You won’t need to remember passwords in the future. You can just eat them or have them implanted in your veins.
The tech world has long been problematic about the fact that the use of passwords, which is the very measure used to keep user accounts secure, is also what makes them extremely vulnerable to potential security breaches.
Tech companies have not stopped innovating and setting up security measures to narrow down the level of this vulnerability, but the responsibility ultimately lies on the users to make certain that their passwords are safe and secure.
But with thousands of people still unwilling to do their end of the bargain, security experts fear that the threat of security breaches will always stay real.

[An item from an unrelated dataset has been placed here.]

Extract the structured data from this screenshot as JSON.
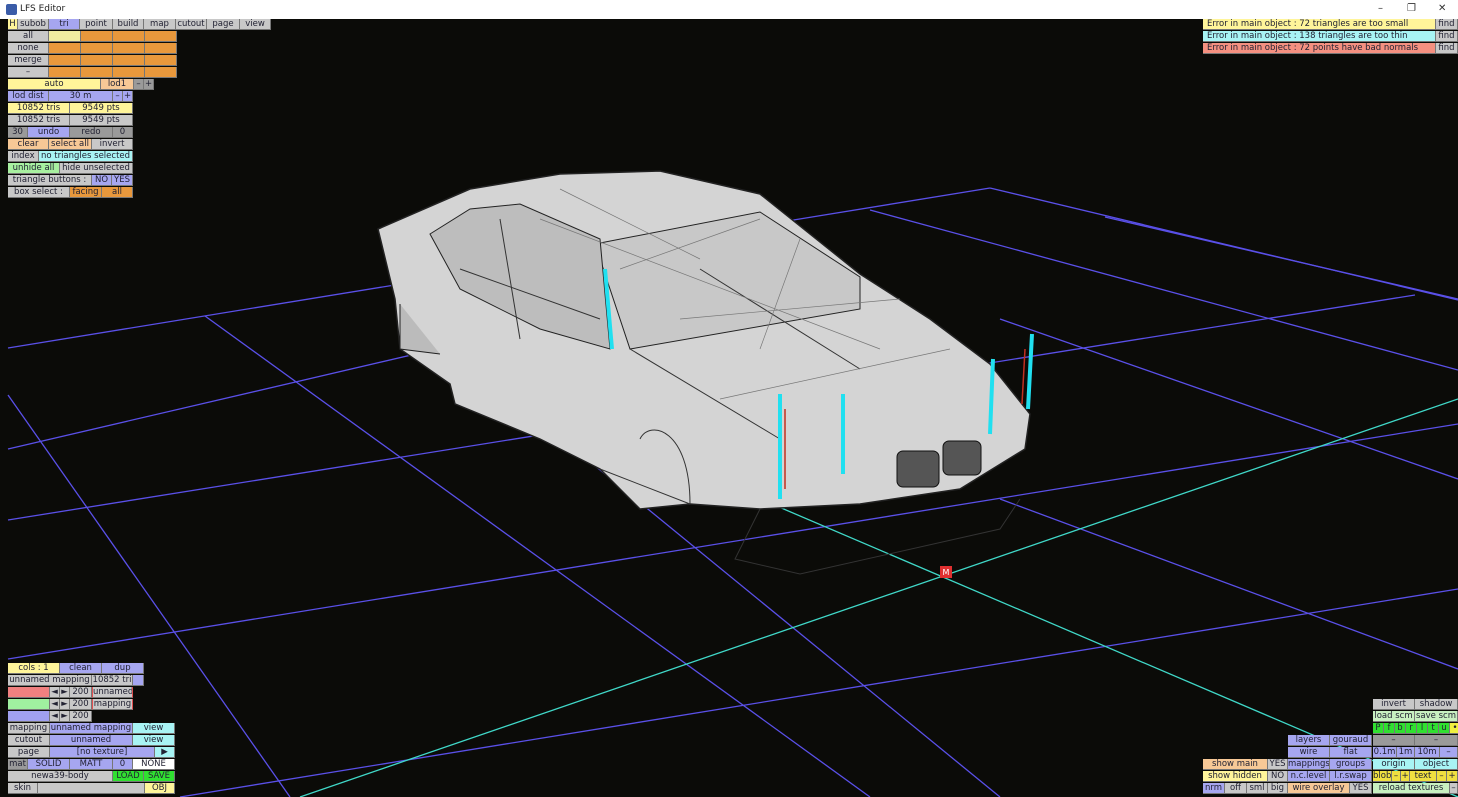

This is why some of these experts came up with technology measures that may, at least for now, seem rather extreme.
Paypal head for developer advocacy Jonathan Leblanc believes that passwords as they are now are hard to remember, and are therefore a weak security measure. So instead of using a string of characters to protect their accounts, tech companies and users should switch to more secure methods that include keys being either implanted or swallowed by the user.
Other proposals to keep accounts more secure include user identification through vein recognition, as well as heartbeat analysis.
Paypal is working closely with other companies to come up with these type of technologies, and is also in the process of building other technologies involving cyber security with other developers. In a statement released by Paypal, the company told the Independent:
“It’s clear that passwords as we know them will evolve and we aim to be at the forefront of those developments.”
But the company has no plans of integrating these type of security measures with Paypal anytime soon. According to Leblanc, his role in the company is more about thinking forward about technologies that could be benefit the company, but these technologies will not necessarily be adapted by Paypal itself.
Meanwhile, University of Kent Cyber Security Center Director Eerke Boiten said that this type of technology isn’t really anything new.
“These thoughts are not particularly revolutionary. Identification of dogs is already widely implemented in this style through microchipping them.”
“For people, this would run up to all the objections they have against ID cards and well beyond, as it would put them in a position where they would likely be unable to disallow, or even detect, being identified. This is already a known objection to biometrics such as facial recognition.”